Photo credit: markkilner on VisualHunt / CC BY-NC-SA

Turdus viscivorus Linnaeus 1758. Eng. mistle thrush. Ned. grote lijster.

Viscivorus is een vertaling van Grieks ixoboros, eigenlijk kichle ixoboros: mistelbessen-etende lijster (kichle: lijster, ixo-boros: mistelbessen-etend). Aristoteles had ixoboros als de naam voor de eerste van zijn lijsters, ‘zo groot als de vlaamse gaai’. Dat kon eventueel passen bij de kramsvogel, turdus pilaris, die ze óók eet, maar past beter nog bij de grote lijster, bovendien komt deze in Griekenland veel meer voor, en Handrinos 1997 heeft het voor Griekenland juist bij de grote lijster over voorkomen in gebieden waar ook de mistel groeit (mistel, maretak, vogellijm: woorden voor een altijd mysterieus gevonden parasitaire plant, waarvan onder andere de grote lijster de bessen eet).

Gaza 1476, vertaler van Aristoteles, zet ixoboros om in viscivorus: “Turdorum tria sunt genera, unum viscivorum”, er zijn drie soorten lijsters, de eerste heet viscivorus - zoals het dus bij Aristoteles stond. Latijn viscum was de mistel, vorare betekende gulzig eten.

Namen zoals Nederlands mistellijster en Engels mistle trush ontstonden waarschijnlijk door turdus viscivorus. Daarentegen kunnen Duits mistler uit 1531 (in Suolahti 1909) en Italiaans viscardo (in Gesner 1555) heel goed op zichzelf zijn ontstaan: mensen zullen vaak genoeg hebben gezien waaraan de grote lijster zich na de zomer tegoed deed. Overigens: hij eet meer dan alleen mistelbessen.

-

Enkele andere namen voor de grote lijster (de codes zie op Home):

(U) N grote lijster, bij Houttuyn 1763 groote lyster (“de grootste der Europische Lysteren”, p.482). Belon 1555 had Frans grande grive, idem grote lijster, voor grive zie bij turdus. De officiële Noorse naam is duetrost: duiflijster, de zomertortel, ongeveer even groot als de grote lijster, zit niet in Noorwegen en waarschijnlijk bedoelde men dan de houtduif, columba palumbus, die bij de duíven de grootste is. Westfaals kaudråssel: koelijster ..
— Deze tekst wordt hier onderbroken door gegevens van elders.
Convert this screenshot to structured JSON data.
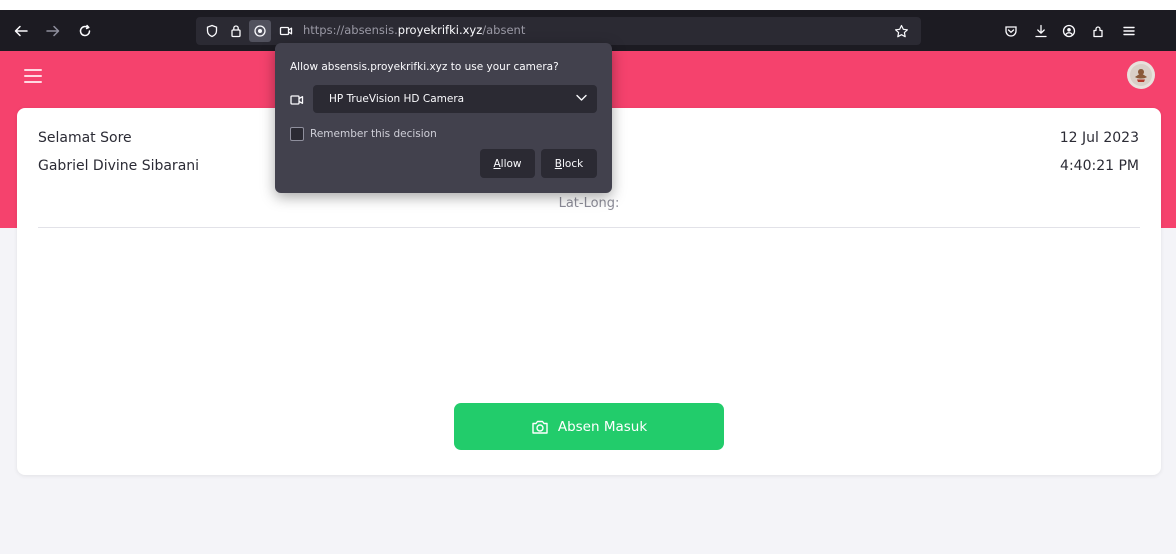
{
  "browser": {
    "url_prefix": "https://absensis.",
    "url_host": "proyekrifki.xyz",
    "url_path": "/absent"
  },
  "permission_popup": {
    "title": "Allow absensis.proyekrifki.xyz to use your camera?",
    "selected_camera": "HP TrueVision HD Camera",
    "remember_label": "Remember this decision",
    "remember_checked": false,
    "allow_label": "Allow",
    "block_label": "Block"
  },
  "card": {
    "greeting": "Selamat Sore",
    "username": "Gabriel Divine Sibarani",
    "date": "12 Jul 2023",
    "time": "4:40:21 PM",
    "latlong_label": "Lat-Long:",
    "absen_button_label": "Absen Masuk"
  },
  "colors": {
    "header": "#f5426d",
    "button": "#22cc6b",
    "chrome": "#1c1b22",
    "popup": "#42414d"
  },
  "icons": {
    "back": "back-arrow-icon",
    "forward": "forward-arrow-icon",
    "reload": "reload-icon",
    "shield": "shield-icon",
    "lock": "lock-icon",
    "location": "location-icon",
    "camera": "camera-icon",
    "star": "star-icon",
    "pocket": "pocket-icon",
    "download": "download-icon",
    "account": "account-icon",
    "extensions": "extensions-icon",
    "menu": "menu-icon"
  }
}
(G) Duits schnarre, wat ook ratel betekent, en Gesner 1555 vermeldt Beiers schnerrer. De grote lijster kreeg nauwelijks een naam voor de mooie zang, veel wel voor het ratelende zrrrr, dat soms vergeleken wordt met het geluid van een nagel die over een kam wordt gehaald.

(G) Engels storm cock. De grote lijster zingt ook bij storm en regen, volgens sommigen zelfs beter. Moss 1995, ‘Birds and weather’, onderzocht wat er waar is van de vele verhalen over de relaties tussen vogels en het weer, kreeg er nauwelijks een bevestigd, wel dit over de grote lijster. Erg oud zal de naam overigens niet zijn, omdat de grote lijster tot 1800 in Engeland slechts spaarzaam voorkwam (zoals ook in Nederland).
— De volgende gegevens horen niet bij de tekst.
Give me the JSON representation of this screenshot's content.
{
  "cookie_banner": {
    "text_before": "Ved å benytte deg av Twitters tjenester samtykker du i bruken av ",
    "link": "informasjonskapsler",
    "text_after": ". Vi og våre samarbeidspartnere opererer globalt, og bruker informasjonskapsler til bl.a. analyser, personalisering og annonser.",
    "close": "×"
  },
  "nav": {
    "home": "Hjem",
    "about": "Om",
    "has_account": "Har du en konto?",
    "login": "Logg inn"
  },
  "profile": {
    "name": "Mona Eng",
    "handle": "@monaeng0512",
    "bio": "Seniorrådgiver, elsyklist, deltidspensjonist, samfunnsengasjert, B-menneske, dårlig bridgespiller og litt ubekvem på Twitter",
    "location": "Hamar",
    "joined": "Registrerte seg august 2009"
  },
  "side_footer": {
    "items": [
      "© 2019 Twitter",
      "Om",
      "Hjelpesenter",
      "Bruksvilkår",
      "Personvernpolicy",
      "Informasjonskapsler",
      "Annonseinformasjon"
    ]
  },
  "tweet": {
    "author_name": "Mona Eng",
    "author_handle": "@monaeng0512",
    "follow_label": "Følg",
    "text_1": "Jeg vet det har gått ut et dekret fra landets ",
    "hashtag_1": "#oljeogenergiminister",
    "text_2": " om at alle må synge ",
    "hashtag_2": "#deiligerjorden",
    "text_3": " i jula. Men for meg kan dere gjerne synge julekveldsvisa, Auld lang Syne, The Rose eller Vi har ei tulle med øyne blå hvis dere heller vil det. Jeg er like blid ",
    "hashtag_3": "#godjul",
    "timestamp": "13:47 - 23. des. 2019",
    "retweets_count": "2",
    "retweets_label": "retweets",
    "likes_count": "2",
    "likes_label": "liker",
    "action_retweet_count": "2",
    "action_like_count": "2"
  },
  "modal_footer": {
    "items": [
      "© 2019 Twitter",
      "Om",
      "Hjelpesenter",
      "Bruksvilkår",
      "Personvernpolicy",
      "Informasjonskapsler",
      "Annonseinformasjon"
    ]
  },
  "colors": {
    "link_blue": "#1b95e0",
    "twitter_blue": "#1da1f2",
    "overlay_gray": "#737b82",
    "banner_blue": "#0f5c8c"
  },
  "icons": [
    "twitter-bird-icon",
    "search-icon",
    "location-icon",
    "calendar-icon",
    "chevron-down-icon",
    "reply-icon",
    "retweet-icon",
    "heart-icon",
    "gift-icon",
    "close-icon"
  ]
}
(G) Bretons pen y llwyn: heer van het kreupelhout (de struiken, de bosjes) (Bretons llwyn betekent struik). Buffon 1770-1783 vermeldt de naam als pen-yellwyn, met dezelfde uitleg. 'Heer' vanwege grootte, fors geluid en opgerichte houding? Maar hij is heer óver iets, die struiken, en het benoemingsmotief was dan waarschijnlijk het vechtlustige: in de winter verdedigen ze fanatiek ‘hun’ besdragende struik tegen de concurrentie (in de zomer verdedigen ze het nest tegen vogels groter dan zijzelf).

(V) Limburgs baumliester: boomlijster, de grote lijster broedt vooral in open bebost gebied en heeft het nest meestal in een boom. Noors bjørcktrost uit 1775: berklijster, maar broeden doet hij in Noorwegen vooral in naaldbomen. Duits eichdrossel: eiklijster, een naam bij Flensburg, terwijl het ook in Duitsland vooral een vogel van naaldwouden is (wás: hij is inmiddels ook tot de parken doorgedrongen). In de namen zit natuurlijk ook een element van gedrag, of zelfs méér dan dat (het is bij dit soort namen vaak lastig te bepalen waar je ze plaatsen moet, bij de G mogen ze ook staan, maar je kunt ook zeggen dat zowel voorkomen als gedrag zijn bedoeld).